Mayoritas Sektor Tertekan, Hanya Empat Sektor Bertahan Hijau
Tekanan jual terlihat merata di hampir seluruh sektor. Dari 11 indeks sektoral, hanya empat yang masih mampu bertahan di zona hijau: energi, properti, industri, dan kesehatan. Sisanya, termasuk sektor dengan bobot besar seperti keuangan, teknologi, dan konsumer non-siklikal, justru melemah.
Indeks LQ45 turun 0,28 persen ke level 617, sementara IDX30 melemah 0,21 persen ke 348. Indeks syariah JII juga ikut terkoreksi 0,26 persen ke posisi 376.
Saham HERO dan ARTA Jadi Pendorong Kenaikan
Di tengah dominasi pelemahan, beberapa saham justru mencatat kenaikan signifikan.
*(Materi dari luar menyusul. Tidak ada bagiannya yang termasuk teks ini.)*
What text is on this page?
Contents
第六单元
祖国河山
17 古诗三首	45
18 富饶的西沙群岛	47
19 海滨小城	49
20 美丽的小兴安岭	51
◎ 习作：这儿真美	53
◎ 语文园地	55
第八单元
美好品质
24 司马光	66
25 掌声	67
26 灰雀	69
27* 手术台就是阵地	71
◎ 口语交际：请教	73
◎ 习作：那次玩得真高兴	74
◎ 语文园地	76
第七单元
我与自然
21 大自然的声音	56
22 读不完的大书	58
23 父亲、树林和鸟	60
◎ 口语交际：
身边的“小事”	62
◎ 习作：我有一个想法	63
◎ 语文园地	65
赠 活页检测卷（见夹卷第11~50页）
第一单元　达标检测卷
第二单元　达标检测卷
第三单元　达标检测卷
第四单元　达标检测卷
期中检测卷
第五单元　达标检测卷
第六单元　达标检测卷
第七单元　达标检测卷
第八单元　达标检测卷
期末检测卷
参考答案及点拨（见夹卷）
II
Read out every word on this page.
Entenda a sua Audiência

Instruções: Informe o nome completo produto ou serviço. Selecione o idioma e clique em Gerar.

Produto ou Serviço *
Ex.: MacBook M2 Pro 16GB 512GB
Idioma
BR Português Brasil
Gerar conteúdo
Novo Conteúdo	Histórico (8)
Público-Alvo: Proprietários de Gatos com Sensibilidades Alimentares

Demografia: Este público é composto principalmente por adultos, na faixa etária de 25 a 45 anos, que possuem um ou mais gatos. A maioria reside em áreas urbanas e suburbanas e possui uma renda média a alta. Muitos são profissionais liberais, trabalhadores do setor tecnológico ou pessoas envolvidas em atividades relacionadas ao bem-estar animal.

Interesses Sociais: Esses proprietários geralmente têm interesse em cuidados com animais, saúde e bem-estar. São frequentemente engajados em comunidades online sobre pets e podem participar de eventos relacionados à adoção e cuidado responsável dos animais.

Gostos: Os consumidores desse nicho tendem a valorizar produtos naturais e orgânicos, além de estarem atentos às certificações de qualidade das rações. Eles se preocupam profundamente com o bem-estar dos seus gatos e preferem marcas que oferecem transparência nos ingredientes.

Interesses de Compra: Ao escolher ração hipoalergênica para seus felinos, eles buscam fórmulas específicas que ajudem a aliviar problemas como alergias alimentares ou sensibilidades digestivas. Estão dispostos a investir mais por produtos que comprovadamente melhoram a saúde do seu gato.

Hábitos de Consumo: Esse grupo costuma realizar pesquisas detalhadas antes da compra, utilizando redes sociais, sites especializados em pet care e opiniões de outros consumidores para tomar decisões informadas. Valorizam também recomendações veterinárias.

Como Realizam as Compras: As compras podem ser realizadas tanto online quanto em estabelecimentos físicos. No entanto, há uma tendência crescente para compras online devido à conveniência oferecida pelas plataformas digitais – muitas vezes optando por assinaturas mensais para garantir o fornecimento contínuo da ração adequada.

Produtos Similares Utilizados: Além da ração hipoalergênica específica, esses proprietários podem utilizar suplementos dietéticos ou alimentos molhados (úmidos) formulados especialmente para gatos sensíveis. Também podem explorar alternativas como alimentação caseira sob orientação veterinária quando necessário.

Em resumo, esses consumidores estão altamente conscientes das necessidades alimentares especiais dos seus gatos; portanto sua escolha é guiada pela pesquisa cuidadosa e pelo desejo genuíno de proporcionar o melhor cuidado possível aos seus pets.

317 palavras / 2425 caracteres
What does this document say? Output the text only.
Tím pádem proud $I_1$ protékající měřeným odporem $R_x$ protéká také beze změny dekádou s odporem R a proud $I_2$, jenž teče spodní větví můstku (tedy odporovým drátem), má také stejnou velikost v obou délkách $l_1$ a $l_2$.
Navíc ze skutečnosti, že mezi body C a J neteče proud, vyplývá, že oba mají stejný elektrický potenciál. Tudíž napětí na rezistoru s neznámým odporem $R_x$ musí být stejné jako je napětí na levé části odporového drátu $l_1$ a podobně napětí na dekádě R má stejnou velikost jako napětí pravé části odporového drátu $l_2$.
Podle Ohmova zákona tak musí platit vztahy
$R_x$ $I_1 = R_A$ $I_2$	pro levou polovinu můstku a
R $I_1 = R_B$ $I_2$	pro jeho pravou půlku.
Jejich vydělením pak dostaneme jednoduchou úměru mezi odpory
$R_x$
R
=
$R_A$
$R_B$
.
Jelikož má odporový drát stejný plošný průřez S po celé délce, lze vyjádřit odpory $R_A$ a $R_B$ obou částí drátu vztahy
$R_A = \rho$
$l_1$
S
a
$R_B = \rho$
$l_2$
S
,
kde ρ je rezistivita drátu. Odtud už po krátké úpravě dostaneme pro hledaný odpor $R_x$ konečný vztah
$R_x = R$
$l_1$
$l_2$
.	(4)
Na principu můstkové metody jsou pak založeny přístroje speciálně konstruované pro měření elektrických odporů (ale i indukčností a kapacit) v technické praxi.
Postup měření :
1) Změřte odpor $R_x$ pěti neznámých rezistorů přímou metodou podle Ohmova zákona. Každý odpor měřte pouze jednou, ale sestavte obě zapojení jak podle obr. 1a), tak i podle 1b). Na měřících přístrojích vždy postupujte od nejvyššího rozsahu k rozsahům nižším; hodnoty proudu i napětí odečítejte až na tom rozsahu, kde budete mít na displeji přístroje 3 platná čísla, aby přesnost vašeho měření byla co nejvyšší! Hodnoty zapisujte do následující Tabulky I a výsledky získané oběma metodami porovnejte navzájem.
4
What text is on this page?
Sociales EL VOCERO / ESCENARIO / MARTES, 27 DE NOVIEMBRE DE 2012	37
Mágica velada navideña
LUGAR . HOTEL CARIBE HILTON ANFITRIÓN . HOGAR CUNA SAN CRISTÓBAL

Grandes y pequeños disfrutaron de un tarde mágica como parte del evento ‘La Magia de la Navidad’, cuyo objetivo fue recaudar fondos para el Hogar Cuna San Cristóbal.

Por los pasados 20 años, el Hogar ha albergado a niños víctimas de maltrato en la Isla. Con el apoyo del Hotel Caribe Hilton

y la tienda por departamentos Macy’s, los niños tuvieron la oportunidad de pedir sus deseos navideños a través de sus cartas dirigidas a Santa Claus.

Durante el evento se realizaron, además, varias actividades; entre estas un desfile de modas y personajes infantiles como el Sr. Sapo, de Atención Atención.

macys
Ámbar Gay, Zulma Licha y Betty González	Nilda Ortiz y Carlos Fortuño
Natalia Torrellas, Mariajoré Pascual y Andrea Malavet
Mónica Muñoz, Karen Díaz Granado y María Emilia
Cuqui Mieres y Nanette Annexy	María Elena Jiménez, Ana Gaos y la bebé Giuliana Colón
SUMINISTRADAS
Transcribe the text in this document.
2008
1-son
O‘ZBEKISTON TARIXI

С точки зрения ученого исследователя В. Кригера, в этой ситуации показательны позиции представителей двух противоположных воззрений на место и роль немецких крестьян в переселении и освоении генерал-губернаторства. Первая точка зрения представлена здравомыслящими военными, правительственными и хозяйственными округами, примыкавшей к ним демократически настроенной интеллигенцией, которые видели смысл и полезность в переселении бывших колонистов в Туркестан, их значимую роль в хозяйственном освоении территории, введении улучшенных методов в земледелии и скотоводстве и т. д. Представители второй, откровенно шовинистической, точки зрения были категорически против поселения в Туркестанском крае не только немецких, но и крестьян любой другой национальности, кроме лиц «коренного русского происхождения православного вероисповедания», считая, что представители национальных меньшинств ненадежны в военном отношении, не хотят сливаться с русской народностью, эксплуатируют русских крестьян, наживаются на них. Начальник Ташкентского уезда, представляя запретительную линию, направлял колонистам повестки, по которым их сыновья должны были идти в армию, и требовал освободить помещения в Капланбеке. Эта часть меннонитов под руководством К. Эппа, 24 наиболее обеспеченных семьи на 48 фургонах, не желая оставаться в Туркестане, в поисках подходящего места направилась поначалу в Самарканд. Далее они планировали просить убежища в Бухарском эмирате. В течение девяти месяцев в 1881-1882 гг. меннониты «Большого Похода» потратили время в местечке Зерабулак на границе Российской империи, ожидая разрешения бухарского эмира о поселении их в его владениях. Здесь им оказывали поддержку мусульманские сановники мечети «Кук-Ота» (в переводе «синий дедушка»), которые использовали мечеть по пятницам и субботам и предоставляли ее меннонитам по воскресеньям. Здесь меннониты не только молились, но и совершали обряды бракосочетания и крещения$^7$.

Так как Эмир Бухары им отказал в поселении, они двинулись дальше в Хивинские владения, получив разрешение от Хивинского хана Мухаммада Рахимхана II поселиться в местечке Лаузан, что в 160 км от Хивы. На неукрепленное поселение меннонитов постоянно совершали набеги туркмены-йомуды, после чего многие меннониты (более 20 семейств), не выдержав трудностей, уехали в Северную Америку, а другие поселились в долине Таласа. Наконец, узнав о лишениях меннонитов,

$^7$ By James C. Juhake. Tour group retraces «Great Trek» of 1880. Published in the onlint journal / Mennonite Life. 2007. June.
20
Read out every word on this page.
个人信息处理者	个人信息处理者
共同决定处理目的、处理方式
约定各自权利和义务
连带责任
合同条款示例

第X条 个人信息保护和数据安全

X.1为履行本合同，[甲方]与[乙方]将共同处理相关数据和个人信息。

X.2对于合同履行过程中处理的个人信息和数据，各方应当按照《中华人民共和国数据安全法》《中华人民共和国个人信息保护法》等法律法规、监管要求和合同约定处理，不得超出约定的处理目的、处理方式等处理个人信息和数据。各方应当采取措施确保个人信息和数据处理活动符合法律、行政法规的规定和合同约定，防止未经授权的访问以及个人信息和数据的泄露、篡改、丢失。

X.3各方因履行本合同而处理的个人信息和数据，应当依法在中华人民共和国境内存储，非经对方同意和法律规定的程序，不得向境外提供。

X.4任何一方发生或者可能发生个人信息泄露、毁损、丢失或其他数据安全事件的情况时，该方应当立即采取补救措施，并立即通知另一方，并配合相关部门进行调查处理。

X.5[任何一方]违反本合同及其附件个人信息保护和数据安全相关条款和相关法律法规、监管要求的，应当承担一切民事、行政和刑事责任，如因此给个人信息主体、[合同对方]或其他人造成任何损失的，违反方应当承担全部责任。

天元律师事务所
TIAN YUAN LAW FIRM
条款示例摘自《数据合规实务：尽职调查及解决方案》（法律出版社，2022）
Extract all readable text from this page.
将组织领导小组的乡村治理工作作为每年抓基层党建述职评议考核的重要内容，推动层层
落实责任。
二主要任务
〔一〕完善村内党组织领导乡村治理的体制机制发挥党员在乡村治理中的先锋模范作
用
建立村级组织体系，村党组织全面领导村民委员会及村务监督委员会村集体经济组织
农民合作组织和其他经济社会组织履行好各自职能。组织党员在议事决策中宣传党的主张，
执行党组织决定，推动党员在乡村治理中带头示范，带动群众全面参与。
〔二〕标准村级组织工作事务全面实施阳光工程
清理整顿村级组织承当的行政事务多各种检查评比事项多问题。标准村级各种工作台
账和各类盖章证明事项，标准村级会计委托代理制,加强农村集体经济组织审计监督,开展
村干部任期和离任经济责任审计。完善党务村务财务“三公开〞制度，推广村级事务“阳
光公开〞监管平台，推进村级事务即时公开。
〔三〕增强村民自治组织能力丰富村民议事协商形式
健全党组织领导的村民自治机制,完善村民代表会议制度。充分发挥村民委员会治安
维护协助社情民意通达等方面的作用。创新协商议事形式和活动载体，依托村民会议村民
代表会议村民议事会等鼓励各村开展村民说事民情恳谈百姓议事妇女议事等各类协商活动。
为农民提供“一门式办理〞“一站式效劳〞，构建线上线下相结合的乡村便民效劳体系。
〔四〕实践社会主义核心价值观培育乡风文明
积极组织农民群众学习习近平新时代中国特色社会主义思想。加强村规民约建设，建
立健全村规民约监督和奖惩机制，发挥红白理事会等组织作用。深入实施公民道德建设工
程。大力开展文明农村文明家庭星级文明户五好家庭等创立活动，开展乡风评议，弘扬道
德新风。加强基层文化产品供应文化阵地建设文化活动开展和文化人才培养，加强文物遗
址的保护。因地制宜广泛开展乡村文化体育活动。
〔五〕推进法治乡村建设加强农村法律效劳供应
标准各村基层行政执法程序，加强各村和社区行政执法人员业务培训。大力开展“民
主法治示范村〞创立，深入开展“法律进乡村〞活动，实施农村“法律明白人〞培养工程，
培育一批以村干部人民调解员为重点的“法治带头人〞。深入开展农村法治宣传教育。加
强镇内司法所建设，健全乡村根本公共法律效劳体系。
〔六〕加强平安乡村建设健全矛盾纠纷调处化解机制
Tiga saham yang memimpin daftar top gainers antara lain PT DFI Retail Nusantara Tbk (HERO), PT Arthavest Tbk (ARTA), dan PT Pudjiadi & Sons Tbk (PNSE). Ketiganya menjadi penopang tipisnya indeks di awal sesi sebelum akhirnya terkoreksi.
Pelaku pasar kini mencermati pergerakan investor asing dan sentimen global yang masih membebani bursa Asia. Data transaksi awal menunjukkan volume tinggi, mengindikasikan aksi ambil untung (profit taking) setelah penguatan sebelumnya.